2024 reads

Posted on 2025-01-25

Here’s a list of what I believe to be the best literature I read in 2024.

Books:

  1. A Philosophy of Software Design, by John Ousterhout
    Probably one of the best books on software design I’ve ever read. I wish I had read this in 2018, when I first began seriously building my skill of programming systems. I realized that most of my aversion to languages like Python came from dealing with other people’s badly designed code, not due to the language’s features itself. I became a lot more willing to work in arbitrary languages, and my focus shifted from language features to the design of the codebase, when it comes to evaluating how sustainable it would be for me to work on a programming project.
  2. Probability: A Logic of Science, by E. T. Jaynes
    While I only read the first eight to nine chapters (and by ‘read’ I mean watching lecture videos, reading the chapter closesly, husing Claude’s help when stuck trying to understand something – which overall took about 1.5 weeks per chapter, when doing this almost full-time), I believe that I got a much better understanding of probability theory due to it.
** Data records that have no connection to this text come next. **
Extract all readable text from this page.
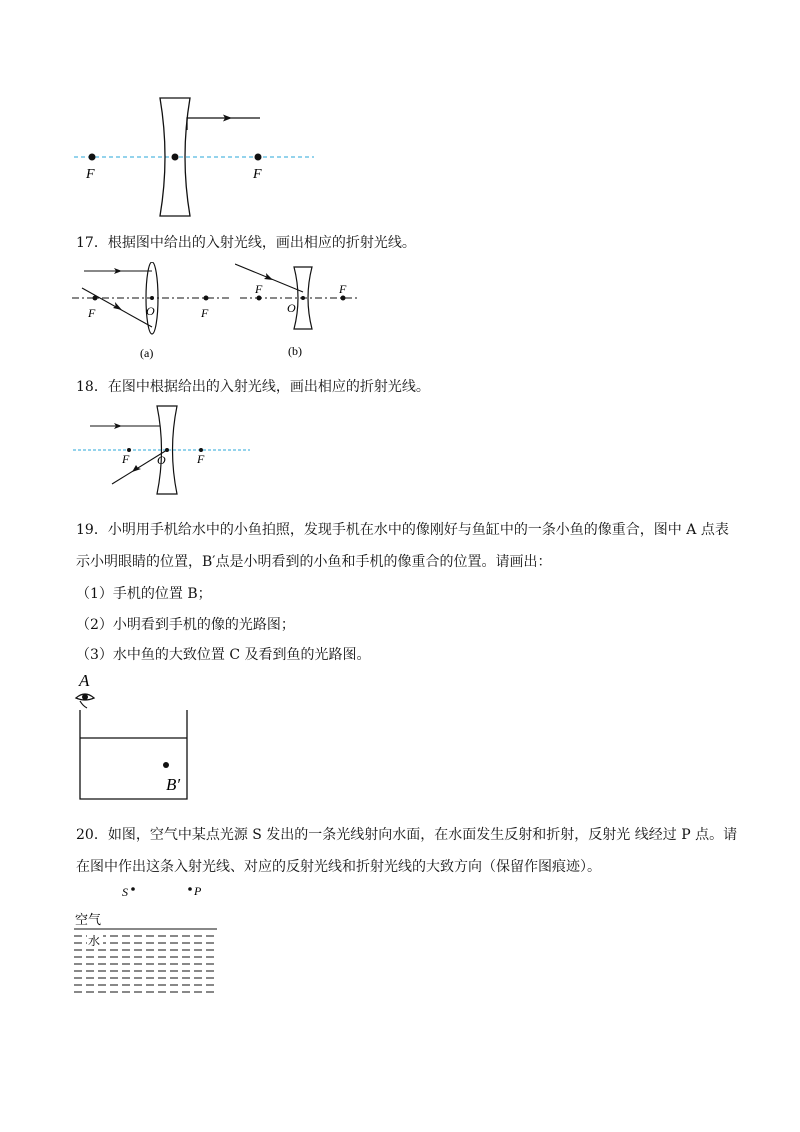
F	F
17．根据图中给出的入射光线，画出相应的折射光线。
F	O	F
(a)
F
O
F
(b)
18．在图中根据给出的入射光线，画出相应的折射光线。
F O	F
19．小明用手机给水中的小鱼拍照，发现手机在水中的像刚好与鱼缸中的一条小鱼的像重合，图中 A 点表
示小明眼睛的位置，B′点是小明看到的小鱼和手机的像重合的位置。请画出：
（1）手机的位置 B；
（2）小明看到手机的像的光路图；
（3）水中鱼的大致位置 C 及看到鱼的光路图。
A
B′
20．如图，空气中某点光源 S 发出的一条光线射向水面，在水面发生反射和折射，反射光 线经过 P 点。请
在图中作出这条入射光线、对应的反射光线和折射光线的大致方向（保留作图痕迹）。
S	P
空气
水
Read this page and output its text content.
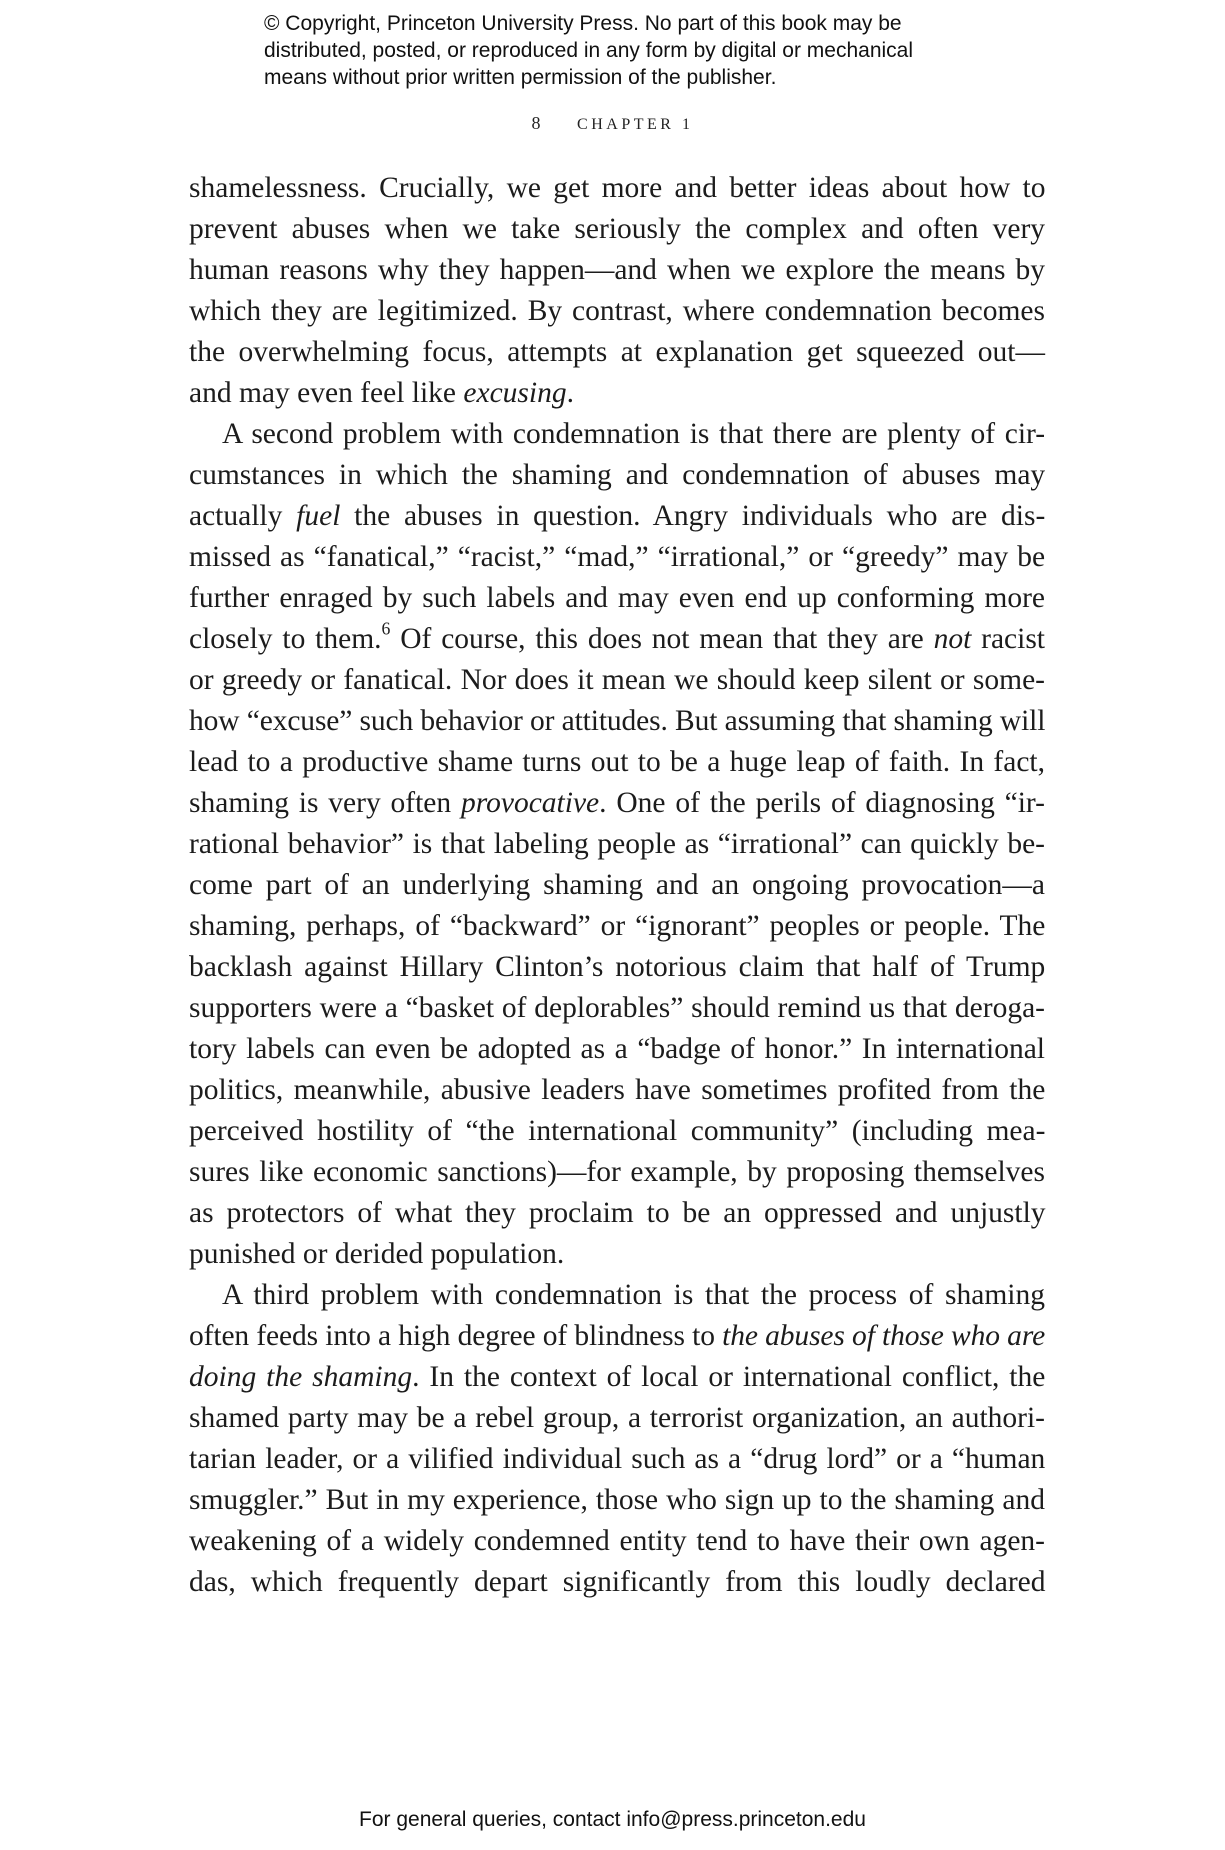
© Copyright, Princeton University Press. No part of this book may be
distributed, posted, or reproduced in any form by digital or mechanical
means without prior written permission of the publisher.
8 CHAPTER 1
shamelessness. Crucially, we get more and better ideas about how to
prevent abuses when we take seriously the complex and often very
human reasons why they happen—and when we explore the means by
which they are legitimized. By contrast, where condemnation becomes
the overwhelming focus, attempts at explanation get squeezed out—
and may even feel like excusing.
A second problem with condemnation is that there are plenty of cir-
cumstances in which the shaming and condemnation of abuses may
actually fuel the abuses in question. Angry individuals who are dis-
missed as “fanatical,” “racist,” “mad,” “irrational,” or “greedy” may be
further enraged by such labels and may even end up conforming more
closely to them.$^6$ Of course, this does not mean that they are not racist
or greedy or fanatical. Nor does it mean we should keep silent or some-
how “excuse” such behavior or attitudes. But assuming that shaming will
lead to a productive shame turns out to be a huge leap of faith. In fact,
shaming is very often provocative. One of the perils of diagnosing “ir-
rational behavior” is that labeling people as “irrational” can quickly be-
come part of an underlying shaming and an ongoing provocation—a
shaming, perhaps, of “backward” or “ignorant” peoples or people. The
backlash against Hillary Clinton’s notorious claim that half of Trump
supporters were a “basket of deplorables” should remind us that deroga-
tory labels can even be adopted as a “badge of honor.” In international
politics, meanwhile, abusive leaders have sometimes profited from the
perceived hostility of “the international community” (including mea-
sures like economic sanctions)—for example, by proposing themselves
as protectors of what they proclaim to be an oppressed and unjustly
punished or derided population.
A third problem with condemnation is that the process of shaming
often feeds into a high degree of blindness to the abuses of those who are
doing the shaming. In the context of local or international conflict, the
shamed party may be a rebel group, a terrorist organization, an authori-
tarian leader, or a vilified individual such as a “drug lord” or a “human
smuggler.” But in my experience, those who sign up to the shaming and
weakening of a widely condemned entity tend to have their own agen-
das, which frequently depart significantly from this loudly declared
For general queries, contact info@press.princeton.edu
If I had the free time, I’d love to get through the rest of the book one day.
  3. A Mathematician’s Lament and Measurement, by Paul Lockhart
    Helped me wrap my mind around mathematics (or at least the Platonist view of mathematics), which in turn has helped me study difficult mathematical topics.
  4. There is no Antimemetics Division, by qntm
    This novel is a celebration of what humanity can accomplish, even when facing utterly impossible odds. It is also a celebration of scientists and researchers and engineers, as key players in steering the world into better trajectories. It is not a masterpiece – the second part of the novel feels messier compared to the first part – but its still the only science fiction novel I have found myself rereading parts of, again and again.
  5. Simulator-Based Optimization, by Gosavi
    I wanted to understand Markov Decision Processes, and found Richard Sutton’s RL book to be vaguely written and with significantly worse explanations for RL in comparison to this book.

Essays:

  1. Gwern, On Having Enough Socks
  2. Gwern, Evolution as backstop for reinforcement learning
  3. Gwern, Timing Technology: Lessons from the Media Lab
  4. Tsvi-Benson Tilsen, Koan: divining alien datastructures from RAM activations
  5. Will Larson, Layers of Context
  6. Nuño Sempere, Unflattering aspects of Effective Altruism
  7. Yosefk, Fun won’t get it done
  8. Valentine, Here’s the exit.

Papers:

  1. Ousterhout, Always Measure One Level Deeper
    The paper that introduced me to measuring performance and benchmarking, and giving me a basic idea of why and how I’d want to do so.
  2. Ousterhout, Scripting
    This paper clarified my muddled thoughts on languages and whether or not the safety provided by static typing (with or without type inference) is irreplaceable. I now am more willing to use scripting languages and am less worried about the ‘footguns’ that the dynamic typing would enable.
  3. Chollet, On the Measure of Intelligence
    Until I read this paper, I had a vague notion in my head that there was a specific phase shift between a model that doesn’t have general intelligence, and a model that does. That general intelligence was a capability that was binary: you either had it or you didn’t. Reading this paper made me less certain of that belief, and now I consider it more plausible that generalizability is more of a gradient, and in fact, ‘superintelligence’ involves a mind that can generalize much farther than humans can, given the same amount of information.
  4. Repenning and Sterman, Nobody Ever Gets Credit for Fixing Problems That Never Happened
    A valuable paper, but more of an incremental update in helping me build a coherent model of operations.
  5. Weatherson, The End of Decision Theory
    This paper proposes one way to think about how decision theory research is useful. In essence, decision theories are idealizations, and are descriptive, not prescriptive. This bit is important: it seems like a lot of people seem to consider decision theories as prescriptive theories that would help them decide what to do in real life. Unfortunately, most decision theories make extreme assumptions about the capabilities of the agent involved, and therefore it is a mistake to attempt to read an FDT paper and then murder people because that would supposedly lead to you not having suffered due to them in the first place (this is a real example).
  6. Barnett and Gillen, Without fundamental advances, misalignment and catastrophe are the default outcomes of training powerful AI
    One of the best modern attempts at trying to describe the MIRI model of why AI alignment is difficult.